Wait, is this the same Snap that convinced people to share intimate pictures by making them inaccessible after a short while, but retains the right to store those pictures indefinitely and to use them for other purposes?
(Mostly-but-not-entirely rhetorical question, since I never used it and haven't looked closely into their privacy policies - so I might actually be wrong.)
(The fact that temporary photos can be quite easily screenshotted, photographed etc. is an unfortunate limitation, and something which many users may not realize)
There are places where it's legal to record your conversations when you go out with friends, and even whether it's legal or not it's incredibly easy to do. But good luck having much of a social life or even getting served in the local bar if people know you're always wearing a wire.

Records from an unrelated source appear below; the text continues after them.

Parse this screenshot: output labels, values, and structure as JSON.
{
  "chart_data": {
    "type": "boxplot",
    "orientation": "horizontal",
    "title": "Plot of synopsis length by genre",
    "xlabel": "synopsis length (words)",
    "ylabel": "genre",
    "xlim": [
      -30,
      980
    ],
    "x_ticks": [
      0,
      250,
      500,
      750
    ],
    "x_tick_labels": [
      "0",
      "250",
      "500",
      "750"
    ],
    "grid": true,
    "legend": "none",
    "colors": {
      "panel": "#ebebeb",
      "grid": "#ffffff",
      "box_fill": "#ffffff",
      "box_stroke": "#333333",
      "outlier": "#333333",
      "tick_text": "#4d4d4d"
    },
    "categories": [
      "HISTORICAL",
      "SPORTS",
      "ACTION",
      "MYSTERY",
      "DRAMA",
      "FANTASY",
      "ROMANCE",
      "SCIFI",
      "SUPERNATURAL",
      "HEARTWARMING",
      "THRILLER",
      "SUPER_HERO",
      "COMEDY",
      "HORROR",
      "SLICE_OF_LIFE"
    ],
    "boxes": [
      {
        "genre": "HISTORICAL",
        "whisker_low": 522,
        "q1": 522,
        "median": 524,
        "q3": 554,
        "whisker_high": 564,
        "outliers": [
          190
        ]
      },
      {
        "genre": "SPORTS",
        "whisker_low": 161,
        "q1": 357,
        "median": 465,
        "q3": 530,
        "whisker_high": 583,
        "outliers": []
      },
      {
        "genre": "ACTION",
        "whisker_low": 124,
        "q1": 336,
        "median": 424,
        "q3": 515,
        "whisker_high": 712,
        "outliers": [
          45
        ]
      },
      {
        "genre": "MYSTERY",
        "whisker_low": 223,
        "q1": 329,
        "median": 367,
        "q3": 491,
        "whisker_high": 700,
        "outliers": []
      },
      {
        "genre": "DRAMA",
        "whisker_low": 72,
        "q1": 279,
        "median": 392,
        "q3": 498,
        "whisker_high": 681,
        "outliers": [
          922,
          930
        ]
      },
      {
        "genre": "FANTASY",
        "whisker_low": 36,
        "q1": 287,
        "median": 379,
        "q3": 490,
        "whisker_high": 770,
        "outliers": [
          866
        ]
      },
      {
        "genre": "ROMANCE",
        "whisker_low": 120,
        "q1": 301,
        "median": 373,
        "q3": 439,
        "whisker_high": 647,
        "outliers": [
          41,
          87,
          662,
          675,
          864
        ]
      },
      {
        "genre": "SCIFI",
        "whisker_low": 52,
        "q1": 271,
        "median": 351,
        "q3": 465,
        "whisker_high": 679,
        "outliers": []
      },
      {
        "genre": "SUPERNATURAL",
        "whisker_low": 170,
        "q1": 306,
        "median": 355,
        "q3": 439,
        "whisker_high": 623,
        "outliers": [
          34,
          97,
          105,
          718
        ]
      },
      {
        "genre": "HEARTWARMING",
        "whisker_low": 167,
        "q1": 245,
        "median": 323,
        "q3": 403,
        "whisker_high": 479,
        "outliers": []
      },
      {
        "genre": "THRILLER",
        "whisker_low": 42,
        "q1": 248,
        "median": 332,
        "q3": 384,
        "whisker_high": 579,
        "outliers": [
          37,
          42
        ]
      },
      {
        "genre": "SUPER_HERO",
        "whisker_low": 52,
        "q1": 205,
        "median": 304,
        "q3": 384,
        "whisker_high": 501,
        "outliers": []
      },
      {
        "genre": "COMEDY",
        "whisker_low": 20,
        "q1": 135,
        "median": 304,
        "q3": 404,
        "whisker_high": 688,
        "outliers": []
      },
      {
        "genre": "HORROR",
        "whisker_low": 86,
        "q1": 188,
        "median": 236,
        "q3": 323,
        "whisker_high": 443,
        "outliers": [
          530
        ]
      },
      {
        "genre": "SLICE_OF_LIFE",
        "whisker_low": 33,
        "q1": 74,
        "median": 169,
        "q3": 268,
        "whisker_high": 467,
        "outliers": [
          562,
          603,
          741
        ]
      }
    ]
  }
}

Instagram is only going to get worse with Mark Zuckerberg pushing it. Snap could still be an alternative if it focuses on what users want and keep what users may not want as optional or as a new app altogether.
We are curious about what others do. That's why reality shows and gossip magazines were so successful.
But the point is that by introducing Stories, Instagram provided this opportunity to spy on the lives of others. But also the opportunity to build a profile. This is important for anyone who has the ability to entertain others for longer, the influencers. And make others believe they could be that too.
Just saving a snap would not be enough. Snap would have to provide a landing page for each user that could be attractive enough for others to start following it. And some small clips is not so attractive, because you have to wait without doing nothing. In Instagram, in a few second rolling someone feed you would like it or not.
In addition, Instagram's search system improved greatly during this time of competition. While on snapchat is non-existent.
I don't look at anyone's stories anymore. The people I care about, I make time to hang out with them in person or call them when I miss them. You know, like people used to before 2010.
There I said it. I know I'm not alone.
I don't know about anyone else, but posting a story is the only guaranteed way to ensure I don't even check it.
That applies equally to Snapchat, instagram and facebook.
As a means of communication, it just doesn't work for me.
I love my work, my hobbies, solitude, family, analog lifestyle as much as possible.
At most saving the last 24 hours is just fine. I don't really see a need to keep everything forever and ever
It's likely that they making all apps alike to match most grossing.
The company is also weighing an option to reveal the identities of Snapchat users who make public posts
Of course, the irony is not lost on Reuters because just a few lines after that:
Snap is carefully weighing the privacy, technical and legal considerations of revealing user identities on public posts
So the way I read this is that Snap are giving up their transient nature and planning to become yet another platform for industrial grade stalking.
There is no reason not to skip to the next photo sharing platform because nothing is saved. It's a platform without a platform effect.